Fifteen of us sat down to an epic dinner that pretty much lasted all afternoon, interspersed with present-opening and copious amounts of booze. Dad got stuck down at the children’s end of the table with Mum during the starter but my sister spotted the problem and we all had a swap-around – I was able to help Mum with her main course while Dad sat and chatted with the more grown-up contingent of the table (although he probably didn’t mind either way).

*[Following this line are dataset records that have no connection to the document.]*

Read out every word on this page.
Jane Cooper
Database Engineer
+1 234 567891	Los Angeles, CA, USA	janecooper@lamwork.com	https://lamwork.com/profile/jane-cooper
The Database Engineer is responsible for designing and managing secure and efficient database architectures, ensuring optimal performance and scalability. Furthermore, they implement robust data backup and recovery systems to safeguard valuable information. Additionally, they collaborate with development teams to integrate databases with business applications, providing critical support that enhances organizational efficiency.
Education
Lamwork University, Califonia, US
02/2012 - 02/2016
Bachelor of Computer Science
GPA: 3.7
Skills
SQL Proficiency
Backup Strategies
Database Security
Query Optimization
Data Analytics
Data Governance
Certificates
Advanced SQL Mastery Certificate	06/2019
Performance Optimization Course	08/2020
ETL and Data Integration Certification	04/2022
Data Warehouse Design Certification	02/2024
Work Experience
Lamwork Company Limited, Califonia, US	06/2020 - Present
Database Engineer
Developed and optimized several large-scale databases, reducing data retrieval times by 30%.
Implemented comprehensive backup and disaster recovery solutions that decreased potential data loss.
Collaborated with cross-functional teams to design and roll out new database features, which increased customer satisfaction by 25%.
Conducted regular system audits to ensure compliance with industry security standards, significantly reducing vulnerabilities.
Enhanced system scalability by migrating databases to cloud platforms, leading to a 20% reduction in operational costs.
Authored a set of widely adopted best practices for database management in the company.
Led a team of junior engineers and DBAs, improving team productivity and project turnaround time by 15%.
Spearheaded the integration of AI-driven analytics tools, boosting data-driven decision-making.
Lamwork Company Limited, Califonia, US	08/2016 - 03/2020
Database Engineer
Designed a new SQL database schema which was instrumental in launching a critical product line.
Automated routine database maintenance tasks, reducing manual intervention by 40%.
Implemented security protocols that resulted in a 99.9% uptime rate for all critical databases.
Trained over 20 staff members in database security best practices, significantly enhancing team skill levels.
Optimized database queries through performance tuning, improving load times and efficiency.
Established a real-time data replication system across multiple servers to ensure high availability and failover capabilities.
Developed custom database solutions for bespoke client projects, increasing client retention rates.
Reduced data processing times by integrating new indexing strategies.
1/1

Memories of Mum in her previous incarnation of ‘dinner party hostess and holder of elegant soirees’ were in abundance. The dining room is enormous, converted from the original garage and testament to her great love of big gatherings. Equally the kitchen cupboards were a treasure trove of expensive appliances all designed to help create exotic and interesting dishes. My parents’ house has enough cutlery and crockery to serve fifteen people a starter, main and pudding without needing to trouble the dishwasher which is certainly not a feat that my own kitchen could muster. My sister and I kept stumbling across platters, decanters, retro tableware, blenders, food processors, steamers and crème brulee blow torches… it was like a nineties Heston Blumenthal had set up shop in there.
Mum really enjoyed her food, the transfers from sitting room to dining room were wobbly but manageable, the grandchildren opened her presents, held them up for her to see and put them away again once it was established that no response was forthcoming. There were animated episodes but no obvious trigger for any of them; baby Hugo was gorgeous; smiling and cooing in the way of six month olds but Mum was no more smitten with him than she was with the raspberries for pudding. There were a few words (mainly ‘yes’ in response to no actual question being posed) and some smiles and laughter but these appeared to have no bearing or relevance to what was going on around her. I like to think that perhaps the general happy bustle of the day was filtering into her subconscious and making its presence felt in a delayed fashion, so although we lost the direct correlation between cause and effect, i.e. baby smiles and immediately mum responds with pleasure, instead we had baby smiles, children laugh, food tastes nice, and eventually a memory of all these things converge into a feeling of well-being. Which is just as good, really.
This is likely to be the last Christmas with Mum in this house. I can’t see how it would be possible to limp on in this fashion for another year but there are many times when I’ve been proved wrong with her dementia and she may just pull a Lazarus out of the bag. Dad admitted that bank holidays are the hardest, when the weekly routine goes out of the window and enforced leisure time is thrust upon you, despite the reality that for a carer, there is no leisure time. Hopefully, for him and me and my sister and all the attendant children, husbands and in-laws, it was a good Christmas and will last in the memory for many years to come. As Dad said, when we all left on Boxing day morning; ‘It’s going to feel pretty quiet here all of a sudden.’
Happy new decade to all the carers and all the people with dementia and generally the world XXX
One thought on “Last Christmas (not the Wham! one)”
Yes I have watched other family embers go through this. It is a long drawn out business. All the best to all of you for 2020.